L’indimenticabile colonna sonora del miracolo economico e delle passioni da villeggiatura – la Repubblica
Fred è stato il cantante simbolo di un Paese in amore. Prima di tutto con sé stesso. Il suo stile confidenziale, da crooner, da Sinatra “de noantri”, era lo specchio di un’Italia che cercava luoghi e pretesti per innamorarsi, anche per una sola estate. Perché quelle fiammate d’agosto, quelle passioni light, quelle “cotte” desinate a svanire con l’autunno, erano il lusso di un popolo che per la prima volta poteva concedersi una spensieratezza gentile, il privilegio di un romanticismo adolescenziale. Allora le vacanze si chiamavano ancora villeggiatura ed avevano un andamento lento, una stagionalità immutabile. Un eterno ritorno.
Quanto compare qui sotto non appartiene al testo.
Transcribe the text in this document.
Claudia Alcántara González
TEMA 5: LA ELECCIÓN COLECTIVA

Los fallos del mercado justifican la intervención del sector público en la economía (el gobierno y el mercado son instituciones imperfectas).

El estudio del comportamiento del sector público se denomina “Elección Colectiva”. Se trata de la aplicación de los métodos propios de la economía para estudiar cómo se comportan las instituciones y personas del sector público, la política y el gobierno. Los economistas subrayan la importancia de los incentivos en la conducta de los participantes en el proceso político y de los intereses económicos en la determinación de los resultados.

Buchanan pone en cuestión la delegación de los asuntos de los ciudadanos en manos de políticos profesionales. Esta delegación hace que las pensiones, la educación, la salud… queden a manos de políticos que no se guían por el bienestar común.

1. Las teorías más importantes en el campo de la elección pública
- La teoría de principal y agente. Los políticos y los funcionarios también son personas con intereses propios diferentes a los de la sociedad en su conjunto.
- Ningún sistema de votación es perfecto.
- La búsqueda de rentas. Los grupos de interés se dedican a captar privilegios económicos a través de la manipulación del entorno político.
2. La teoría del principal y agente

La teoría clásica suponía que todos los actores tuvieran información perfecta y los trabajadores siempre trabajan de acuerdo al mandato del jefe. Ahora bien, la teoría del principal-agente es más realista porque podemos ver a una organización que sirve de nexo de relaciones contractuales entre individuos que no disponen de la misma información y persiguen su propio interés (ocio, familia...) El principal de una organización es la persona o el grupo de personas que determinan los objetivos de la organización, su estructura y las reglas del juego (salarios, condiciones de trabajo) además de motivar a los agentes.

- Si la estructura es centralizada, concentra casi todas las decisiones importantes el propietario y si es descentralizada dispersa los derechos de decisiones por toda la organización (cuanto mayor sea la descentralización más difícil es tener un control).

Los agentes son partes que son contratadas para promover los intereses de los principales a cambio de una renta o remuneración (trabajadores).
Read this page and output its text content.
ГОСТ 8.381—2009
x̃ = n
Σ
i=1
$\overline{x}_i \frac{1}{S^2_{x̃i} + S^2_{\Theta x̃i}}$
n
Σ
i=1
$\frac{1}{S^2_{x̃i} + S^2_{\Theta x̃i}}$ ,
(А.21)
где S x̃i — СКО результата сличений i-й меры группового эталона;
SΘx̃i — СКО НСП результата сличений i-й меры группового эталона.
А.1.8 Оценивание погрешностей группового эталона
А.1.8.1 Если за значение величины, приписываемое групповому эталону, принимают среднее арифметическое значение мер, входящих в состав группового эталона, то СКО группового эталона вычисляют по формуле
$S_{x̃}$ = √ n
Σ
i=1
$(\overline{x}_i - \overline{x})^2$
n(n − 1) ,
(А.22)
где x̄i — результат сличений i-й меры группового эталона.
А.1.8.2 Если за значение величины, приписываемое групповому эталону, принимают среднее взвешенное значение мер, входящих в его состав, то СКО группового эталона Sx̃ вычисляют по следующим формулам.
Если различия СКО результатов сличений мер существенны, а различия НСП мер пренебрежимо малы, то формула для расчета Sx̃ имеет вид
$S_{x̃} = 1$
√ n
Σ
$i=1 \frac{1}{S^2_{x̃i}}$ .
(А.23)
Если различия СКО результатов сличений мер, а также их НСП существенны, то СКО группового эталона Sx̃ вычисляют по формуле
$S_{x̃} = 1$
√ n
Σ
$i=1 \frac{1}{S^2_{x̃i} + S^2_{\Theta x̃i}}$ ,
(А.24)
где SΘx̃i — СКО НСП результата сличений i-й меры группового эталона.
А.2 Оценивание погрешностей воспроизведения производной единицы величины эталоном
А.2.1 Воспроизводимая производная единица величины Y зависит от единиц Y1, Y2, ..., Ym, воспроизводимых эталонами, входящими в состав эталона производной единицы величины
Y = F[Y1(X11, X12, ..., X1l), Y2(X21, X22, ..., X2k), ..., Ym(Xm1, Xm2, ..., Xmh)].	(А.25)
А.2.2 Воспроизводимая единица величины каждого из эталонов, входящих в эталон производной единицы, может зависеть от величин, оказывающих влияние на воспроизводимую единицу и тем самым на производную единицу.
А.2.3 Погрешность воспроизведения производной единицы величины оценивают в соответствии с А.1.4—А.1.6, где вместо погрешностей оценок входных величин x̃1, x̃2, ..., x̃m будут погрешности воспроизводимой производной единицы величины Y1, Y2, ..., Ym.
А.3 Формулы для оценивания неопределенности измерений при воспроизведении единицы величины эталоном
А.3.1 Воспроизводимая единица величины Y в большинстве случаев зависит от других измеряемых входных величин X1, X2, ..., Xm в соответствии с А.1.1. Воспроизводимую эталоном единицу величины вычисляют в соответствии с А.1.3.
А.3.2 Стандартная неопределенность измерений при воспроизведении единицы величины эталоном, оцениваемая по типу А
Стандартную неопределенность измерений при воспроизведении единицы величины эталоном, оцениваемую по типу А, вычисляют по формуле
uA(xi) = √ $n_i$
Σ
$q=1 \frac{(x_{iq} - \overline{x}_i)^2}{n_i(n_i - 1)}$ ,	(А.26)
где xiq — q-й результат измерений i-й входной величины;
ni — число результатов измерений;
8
Stesso lido, stesso ristorante, stesso ombrellone. E il tempio di questa umanità felicemente transumante era la rotonda sul mare, un teatro di corpi in movimento e di anime in fermento, dove tra un lento allacciato e un veloce staccato, si consumavano illusioni e delusioni, infatuazioni e trasgressioni.
Non erano solo fantasie, ma realtà concrete. Le forme architettoniche che il benessere aveva dato ai nostri sogni. La celebre rotonda di Senigallia, che ha ispirato il maggior successo di Fred Bongusto, esisteva eccome. E ancora esiste e resiste. Come un’allegoria del tempo andato, come un’archeologia dell’eros e del pathos di uno Stivale che ormai appare lontano anni luce. Altro che cinquant’anni. È una distanza giurassica quella che ci separa dal popolo riflesso nel sussurro del cantante confidenziale. Un popolo nazional popolare nel gusto e nel bon gusto, che mangiava ancora spaghetti pollo insalatina in un sol pasto. Niente diete né vite dissociate.
La tavola era la stessa per tutti, proprio come la TV. Che aveva un solo canale, dove ancora non si poteva dire pane al pane e culo al culo. In realtà il mezzo tono di Fred era il riflesso di un’Italia che del mezzo tono, del leggermente fumé, del centrismo egocentrico aveva fatto la sua cifra, dalla politica ai sentimenti, dall’etica all’estetica.
Se la musica è la voce di un’epoca, è il suo soffio vitale, le canzoni di Bongusto sono state la colonna sonora del miracolo economico, il sentimental mood di quella mutazione antropologica di cui Pasolini vedeva il bicchiere mezzo vuoto. Infatti, a dispetto dei Beatles, degli Stones, dell’onda sessantottina incipiente, l’autore di “Amore fermati”, ha continuato a rappresentare un intermezzo felice ma breve, un’età dell’oro buona più per essere ricordata che vissuta. E rimane nell’immaginario italico come il nume ispiratore di una nazione di amatori.